MRCTI has been meeting with representatives from food-producing river basins seeking to protect river basins around the world and sharing ideas on how to protect food sustainability, water quality and other conditions the Mississippi River basin and other food-producing river basins are facing.

Brown said many of the agreement’s policies he hopes to apply to Natchez have to do with water quality.

“Natchez certainly can benefit from how we use water from the river and how we put it back,” Brown said.

Brown said that controlling the quality of the water that runs from the city to the river could help improve the river’s ecological health.

“And that’s not hard to do,” Brown said. “We have water treatment already in place in Natchez.”

Brown said some changes could be made to agricultural techniques in the Miss-Lou to protect the Mississippi River. Brown said he learned how some fertilizers and agricultural chemicals seep into the soil over time, but are swept into the river with floods and heavy rains.

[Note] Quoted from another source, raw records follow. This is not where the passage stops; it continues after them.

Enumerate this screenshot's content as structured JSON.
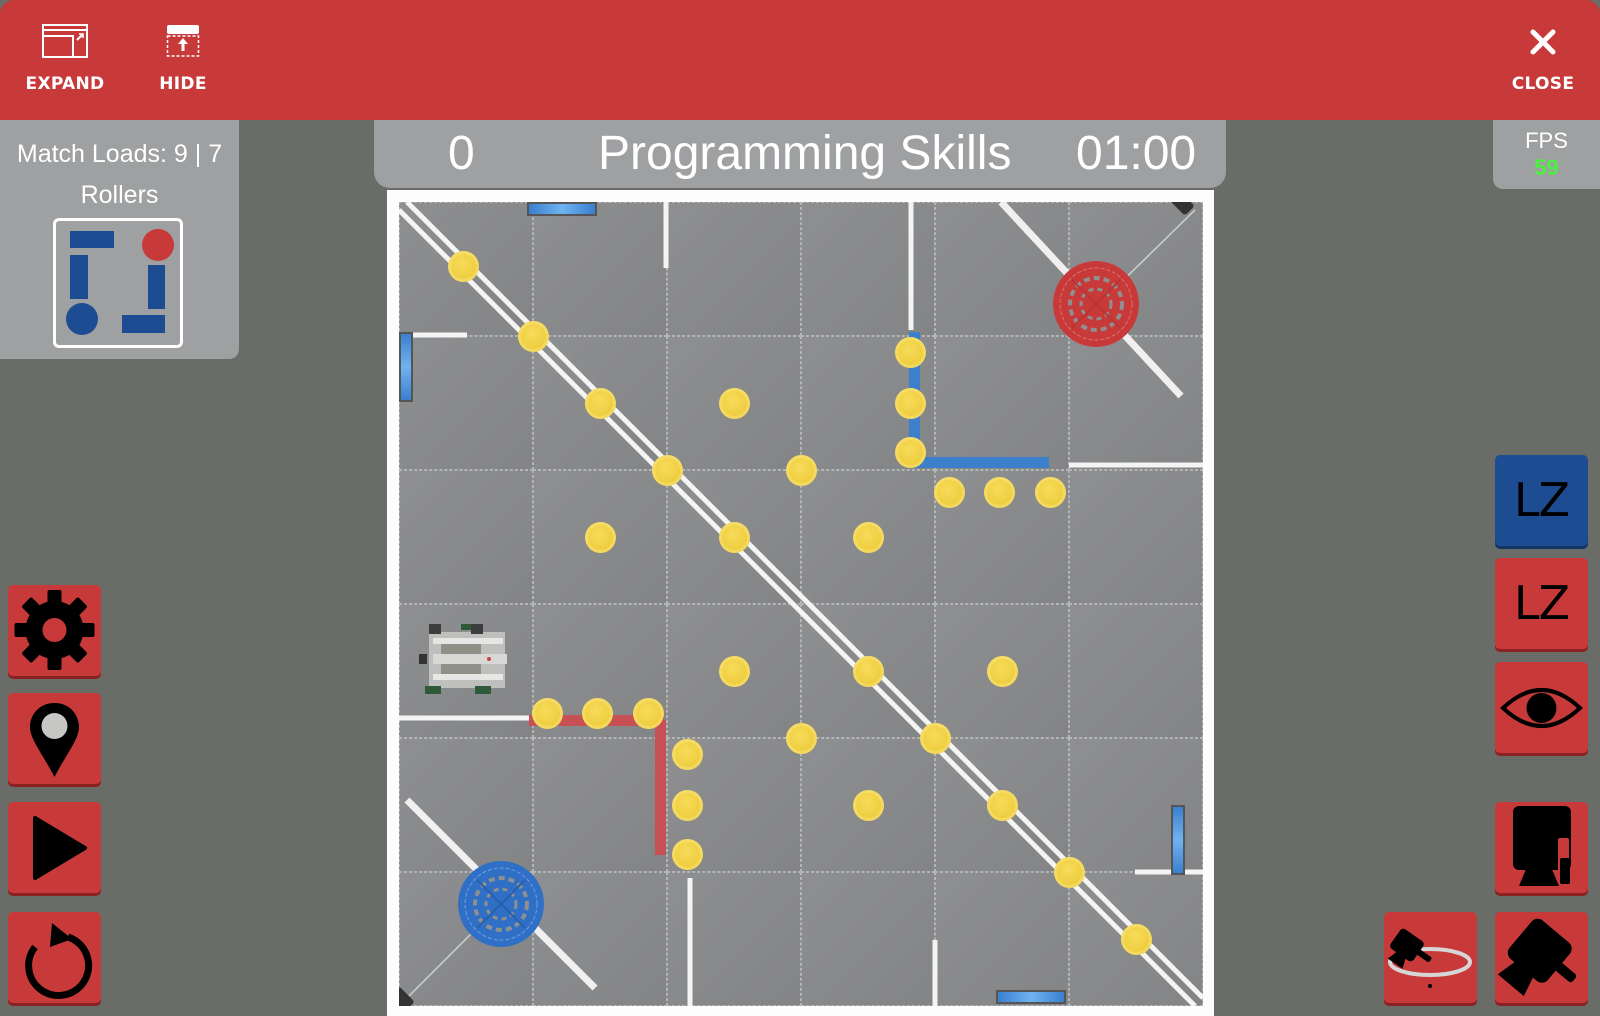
{
  "topbar": {
    "expand_label": "EXPAND",
    "hide_label": "HIDE",
    "close_label": "CLOSE"
  },
  "left_panel": {
    "match_loads_label": "Match Loads: 9 | 7",
    "rollers_label": "Rollers",
    "rollers": [
      {
        "id": "top",
        "shape": "bar",
        "color": "#1e4c92"
      },
      {
        "id": "left",
        "shape": "bar",
        "color": "#1e4c92"
      },
      {
        "id": "top-right",
        "shape": "circle",
        "color": "#c83a3a"
      },
      {
        "id": "right",
        "shape": "bar",
        "color": "#1e4c92"
      },
      {
        "id": "bottom-left",
        "shape": "circle",
        "color": "#1e4c92"
      },
      {
        "id": "bottom",
        "shape": "bar",
        "color": "#1e4c92"
      }
    ]
  },
  "scoreboard": {
    "score": "0",
    "mode": "Programming Skills",
    "timer": "01:00"
  },
  "fps": {
    "label": "FPS",
    "value": "59"
  },
  "colors": {
    "accent_red": "#c83a3a",
    "accent_blue": "#1e4c92",
    "fps_green": "#4cf040",
    "background": "#6a6c67",
    "panel_gray": "#9ea0a2"
  },
  "field": {
    "tiles_per_side": 6,
    "discs_field_tiles": [
      [
        0.48,
        0.48
      ],
      [
        1.0,
        1.0
      ],
      [
        1.5,
        1.5
      ],
      [
        2.0,
        2.0
      ],
      [
        2.5,
        1.5
      ],
      [
        3.0,
        2.0
      ],
      [
        3.82,
        1.12
      ],
      [
        3.82,
        1.5
      ],
      [
        3.82,
        1.87
      ],
      [
        4.11,
        2.17
      ],
      [
        4.48,
        2.17
      ],
      [
        4.86,
        2.17
      ],
      [
        1.5,
        2.5
      ],
      [
        2.5,
        2.5
      ],
      [
        3.5,
        2.5
      ],
      [
        2.5,
        3.5
      ],
      [
        3.5,
        3.5
      ],
      [
        4.5,
        3.5
      ],
      [
        1.11,
        3.82
      ],
      [
        1.48,
        3.82
      ],
      [
        1.86,
        3.82
      ],
      [
        2.15,
        4.12
      ],
      [
        2.15,
        4.5
      ],
      [
        2.15,
        4.87
      ],
      [
        3.0,
        4.0
      ],
      [
        4.0,
        4.0
      ],
      [
        3.5,
        4.5
      ],
      [
        4.5,
        4.5
      ],
      [
        5.0,
        5.0
      ],
      [
        5.5,
        5.5
      ]
    ],
    "red_goal": [
      5.2,
      0.76
    ],
    "blue_goal": [
      0.76,
      5.24
    ],
    "robot": [
      0.5,
      3.42
    ]
  },
  "side_buttons": {
    "settings": "settings",
    "position": "position",
    "play": "play",
    "reset": "reset",
    "lz_blue_label": "LZ",
    "lz_red_label": "LZ",
    "view": "view",
    "camera_robot": "camera-robot",
    "camera_orbit": "camera-orbit",
    "camera_follow": "camera-follow"
  }
}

“That makes them more contaminated and less productive for wildlife, for fish, for agriculture and for drinking water,” Brown said.

Brown said Natchez’s comparatively small size does not mean it has a small effect on the environment.

“We are apt to participate in a bigger way than many big cities,” Brown said. “We’re making a strong difference. There are a hell of a lot more smaller cities than big cities. If you don’t have the small cities in the initiative, you certainly don’t have enough people to make it work.”

Mayor Frank Cownie of Des Moines, Iowa, said in the MRCTI’s presentation Monday that the Mississippi River basin farmers were crucial to the future of the nation’s food security.

“We have to work together to think about the future of food sources,” Cownie said. “We have to be very careful that the processes we use today are in no way destroying the ability of my grandkids and great-grandkids to do the same thing and get similar yields.”

Climate change is believed to be responsible for increased natural disasters, including droughts and floods that potentially impact food production among other effects.

Brown said the initiative could only be effective if farmers support the policies. He said improvements to agriculture’s sustainability could also mean improvements to the business of agriculture, too.

“We want to make it more profitable for them, not less,” Brown said. “We want to bring new techniques that make agriculture bigger and more sustainable.”

Cownie said farmers should be excited to support the initiative.

“We are working very carefully to try to find ways (to enact change,) and we hope it doesn’t get to rules and regulations and laws,” Cownie said.